Focal segmental glomerulosclerosis is increasing worldwide
in both children and adult as shown in recent studies of renal biopsy specimen
archives from several institutions in the United States which suggest that
the incidence of FSGS has increased over the past 20 years(9)
as well as epidemiologic data from the United States Renal Data Systems (USRDS)
which showed the incidence of ESRF secondary to FSGS has increases as well.
Since King Hussein
Medical center is a biggest referral center where kidney biopsy can be
performed and our laboratory till recently was the only center in the country
that is equipped with electron microscopy we believe that our results reflect
the actual histopathological pattern of SRNS in Jordan.
The study results showed
that FSGS is the most predominant histopathological
finding in children with SRNS (54%) in Jordan. This result
correlates generally with previous results shown from Metropolitan city of
Karachi in Pakistan (7)and India(27)
where they observed a higher prevalence
of FSGS as a histopathology lesion seen in children with SRNS with a rate of
38.7% , 59% respectively as well as from
France(8) and Japan.(18)
In the Arab countries; few studies exist
describing the histopathological lesion of SRNS in children.
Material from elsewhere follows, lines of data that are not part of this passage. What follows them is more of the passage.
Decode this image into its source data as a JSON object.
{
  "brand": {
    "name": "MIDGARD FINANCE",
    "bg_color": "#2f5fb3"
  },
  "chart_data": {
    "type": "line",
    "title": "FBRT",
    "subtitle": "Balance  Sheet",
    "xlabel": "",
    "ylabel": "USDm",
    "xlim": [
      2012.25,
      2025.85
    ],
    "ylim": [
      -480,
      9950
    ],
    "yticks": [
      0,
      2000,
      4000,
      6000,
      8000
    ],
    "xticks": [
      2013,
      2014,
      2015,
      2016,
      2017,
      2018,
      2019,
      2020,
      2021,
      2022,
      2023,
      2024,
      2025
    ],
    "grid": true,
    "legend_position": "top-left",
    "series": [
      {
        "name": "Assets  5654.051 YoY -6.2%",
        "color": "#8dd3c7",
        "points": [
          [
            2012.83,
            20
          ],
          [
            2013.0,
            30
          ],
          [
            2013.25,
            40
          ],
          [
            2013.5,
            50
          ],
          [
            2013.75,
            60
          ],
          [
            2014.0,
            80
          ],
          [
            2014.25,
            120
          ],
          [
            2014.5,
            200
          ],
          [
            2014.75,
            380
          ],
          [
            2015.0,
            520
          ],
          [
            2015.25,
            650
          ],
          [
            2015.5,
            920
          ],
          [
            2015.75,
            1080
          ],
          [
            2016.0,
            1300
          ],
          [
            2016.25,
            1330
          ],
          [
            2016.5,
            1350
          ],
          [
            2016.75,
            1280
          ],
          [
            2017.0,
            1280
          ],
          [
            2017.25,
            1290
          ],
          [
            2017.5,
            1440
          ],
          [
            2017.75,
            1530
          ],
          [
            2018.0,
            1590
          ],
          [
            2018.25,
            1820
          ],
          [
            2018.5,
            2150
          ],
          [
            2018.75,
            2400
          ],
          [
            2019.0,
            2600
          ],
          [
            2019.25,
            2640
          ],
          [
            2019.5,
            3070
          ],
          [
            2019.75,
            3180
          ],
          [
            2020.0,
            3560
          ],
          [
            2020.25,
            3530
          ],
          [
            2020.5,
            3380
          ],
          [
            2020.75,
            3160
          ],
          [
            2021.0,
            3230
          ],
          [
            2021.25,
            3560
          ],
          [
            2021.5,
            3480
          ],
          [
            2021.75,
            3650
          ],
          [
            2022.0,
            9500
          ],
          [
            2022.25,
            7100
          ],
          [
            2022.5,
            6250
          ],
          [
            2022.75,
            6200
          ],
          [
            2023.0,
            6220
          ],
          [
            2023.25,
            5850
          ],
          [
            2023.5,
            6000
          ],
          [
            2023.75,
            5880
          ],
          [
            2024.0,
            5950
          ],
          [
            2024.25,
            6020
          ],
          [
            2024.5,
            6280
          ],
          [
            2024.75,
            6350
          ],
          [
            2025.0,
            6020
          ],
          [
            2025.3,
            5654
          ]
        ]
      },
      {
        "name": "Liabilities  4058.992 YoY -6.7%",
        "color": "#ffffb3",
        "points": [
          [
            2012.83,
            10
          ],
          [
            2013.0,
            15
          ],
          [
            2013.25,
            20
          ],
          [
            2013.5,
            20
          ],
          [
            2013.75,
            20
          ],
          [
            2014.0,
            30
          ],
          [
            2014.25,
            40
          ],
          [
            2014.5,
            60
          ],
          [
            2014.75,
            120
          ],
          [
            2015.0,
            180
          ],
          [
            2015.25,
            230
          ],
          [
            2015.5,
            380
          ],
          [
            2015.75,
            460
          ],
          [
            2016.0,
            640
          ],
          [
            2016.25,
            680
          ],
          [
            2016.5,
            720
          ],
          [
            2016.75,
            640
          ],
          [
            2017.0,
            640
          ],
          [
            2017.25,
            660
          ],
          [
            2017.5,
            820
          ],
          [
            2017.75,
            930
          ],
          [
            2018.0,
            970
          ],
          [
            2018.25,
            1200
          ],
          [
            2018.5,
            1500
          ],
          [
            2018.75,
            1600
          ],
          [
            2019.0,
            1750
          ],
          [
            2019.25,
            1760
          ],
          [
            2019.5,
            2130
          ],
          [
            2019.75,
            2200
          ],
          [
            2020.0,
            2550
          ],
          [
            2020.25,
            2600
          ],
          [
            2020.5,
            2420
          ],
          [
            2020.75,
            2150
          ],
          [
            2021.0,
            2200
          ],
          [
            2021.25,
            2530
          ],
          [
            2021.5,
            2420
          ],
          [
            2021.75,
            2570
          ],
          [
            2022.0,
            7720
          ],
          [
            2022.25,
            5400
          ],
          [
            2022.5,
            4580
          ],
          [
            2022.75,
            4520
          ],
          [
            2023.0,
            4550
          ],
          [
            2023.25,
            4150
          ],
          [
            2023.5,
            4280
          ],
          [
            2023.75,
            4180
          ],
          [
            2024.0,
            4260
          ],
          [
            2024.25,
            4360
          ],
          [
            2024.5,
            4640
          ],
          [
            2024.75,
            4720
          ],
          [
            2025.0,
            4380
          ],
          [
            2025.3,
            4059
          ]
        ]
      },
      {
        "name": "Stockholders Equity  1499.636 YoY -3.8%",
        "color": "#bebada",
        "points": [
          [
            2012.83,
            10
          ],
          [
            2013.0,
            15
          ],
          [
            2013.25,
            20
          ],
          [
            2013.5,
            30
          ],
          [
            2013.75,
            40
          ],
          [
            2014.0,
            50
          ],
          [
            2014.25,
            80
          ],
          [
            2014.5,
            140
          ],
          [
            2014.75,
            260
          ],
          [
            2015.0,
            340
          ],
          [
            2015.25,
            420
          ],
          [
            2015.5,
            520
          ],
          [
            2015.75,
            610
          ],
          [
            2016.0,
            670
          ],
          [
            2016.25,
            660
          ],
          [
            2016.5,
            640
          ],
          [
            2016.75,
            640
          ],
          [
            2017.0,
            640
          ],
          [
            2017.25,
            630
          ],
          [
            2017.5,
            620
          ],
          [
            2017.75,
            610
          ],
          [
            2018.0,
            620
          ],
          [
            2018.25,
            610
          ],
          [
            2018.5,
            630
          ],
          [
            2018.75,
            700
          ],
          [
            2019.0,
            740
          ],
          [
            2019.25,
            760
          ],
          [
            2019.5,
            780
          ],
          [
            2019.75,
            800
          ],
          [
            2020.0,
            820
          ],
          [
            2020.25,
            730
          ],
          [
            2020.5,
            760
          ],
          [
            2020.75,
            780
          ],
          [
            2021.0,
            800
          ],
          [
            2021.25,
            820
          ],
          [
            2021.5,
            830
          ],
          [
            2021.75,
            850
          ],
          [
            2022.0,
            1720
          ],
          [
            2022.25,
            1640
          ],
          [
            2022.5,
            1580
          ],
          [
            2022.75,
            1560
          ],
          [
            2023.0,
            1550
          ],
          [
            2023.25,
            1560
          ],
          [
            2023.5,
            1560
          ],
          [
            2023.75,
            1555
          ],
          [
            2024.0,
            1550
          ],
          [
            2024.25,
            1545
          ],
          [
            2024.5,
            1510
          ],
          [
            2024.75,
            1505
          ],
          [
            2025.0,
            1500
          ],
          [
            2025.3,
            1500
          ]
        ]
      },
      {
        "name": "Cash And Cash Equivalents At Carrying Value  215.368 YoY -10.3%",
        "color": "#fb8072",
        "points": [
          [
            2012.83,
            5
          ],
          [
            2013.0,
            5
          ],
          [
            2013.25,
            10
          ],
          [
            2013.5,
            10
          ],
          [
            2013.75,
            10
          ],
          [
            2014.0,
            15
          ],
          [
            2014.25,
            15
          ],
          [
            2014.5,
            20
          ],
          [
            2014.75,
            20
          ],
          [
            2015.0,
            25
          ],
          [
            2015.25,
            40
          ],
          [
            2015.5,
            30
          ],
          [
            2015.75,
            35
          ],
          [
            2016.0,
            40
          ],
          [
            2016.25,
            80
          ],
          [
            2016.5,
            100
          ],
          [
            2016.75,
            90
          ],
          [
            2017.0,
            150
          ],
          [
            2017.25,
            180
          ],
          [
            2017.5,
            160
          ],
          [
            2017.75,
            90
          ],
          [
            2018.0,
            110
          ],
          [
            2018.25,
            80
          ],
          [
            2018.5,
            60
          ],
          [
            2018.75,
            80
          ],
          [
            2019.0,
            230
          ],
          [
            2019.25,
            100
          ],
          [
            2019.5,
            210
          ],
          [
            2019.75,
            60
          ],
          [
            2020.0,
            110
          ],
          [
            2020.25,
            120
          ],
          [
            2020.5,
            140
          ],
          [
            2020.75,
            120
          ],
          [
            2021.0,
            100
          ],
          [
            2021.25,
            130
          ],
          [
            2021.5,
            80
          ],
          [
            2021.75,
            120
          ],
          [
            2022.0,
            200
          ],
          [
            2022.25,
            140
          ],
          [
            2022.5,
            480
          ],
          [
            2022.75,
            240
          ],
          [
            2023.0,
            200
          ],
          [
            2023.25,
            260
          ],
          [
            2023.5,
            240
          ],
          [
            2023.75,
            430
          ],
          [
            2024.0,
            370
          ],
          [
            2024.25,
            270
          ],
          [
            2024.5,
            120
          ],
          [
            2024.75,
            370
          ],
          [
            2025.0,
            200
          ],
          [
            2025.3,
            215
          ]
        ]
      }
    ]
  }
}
A study from Saudi
Arabia (11) reported that FSGS was the main histopathology
lesion (39%) in SRNS in children which correlates with our results as well as
results from Tunisia (28) and Qatar.(29)
However, in contrast to our results, a study from Kuwait done by El Reshaid et
al, (30)
reported MCD as the
commonest lesion found in children with SRNS (65%) followed by FSGS (15%), in
our study MCD contributed only to 25 % of SRNS.
Membrano-proliferative
glomerulonephritis found to be the most
common cause of steroid resistant nephrotic syndrome after the age of 10 years
as being described as it is typically a disease of older children and young adults.(30,31) In comparison to data from Nigeria which reported MPGN as the most predominant
histopathology finding with a rate of 43.5%, FSGS in 39.1% and while MCD accounted for 4.35% of the cases.(32) However, a study from Saudi Arabia
concluded that, MPGN tends to present at an earlier age in the Arab countries.(33)
Inheritable genetics
forms of FSGS have been recently described.(34- 35) Many
cases of familial FSGS have been reported in Jordan especially in certain
families in the north area due to high rate of consanguineous marriage in our
country.(36,37) This familial occurrence of FSGS supports the
concept that genetically determined factors may be implicated in the
pathogenesis of the
disease and may be
explaining the high
rate of FSGS (81. 3%) observed in children below the
age of two years in our study. Alport syndrome was found
in two patients (2%). Although the most common presentation is hematuria;
nephrotic range proteinuria is a rare initial presentation of Alport syndrome.
These findings correlate with results from Iran.(38, 39)
Proteinuria
is usually absent in childhood but eventually develops in patients with Alport syndrome and
usually progresses with age and can occur in the nephrotic range in as
many as 30% of patients.(40)
Conclusion
Our results showed that
FSGS is the predominant lesion among Jordanian children with SRNS, followed by
MCD. This study defines the true spectrum of histopathological lesions
underlying SRNS in children in Jordan. Which emphasize the
importance is to determine the histopathological diagnosis of steroid
resistance nephrotic syndrome for both treatment and prognosis.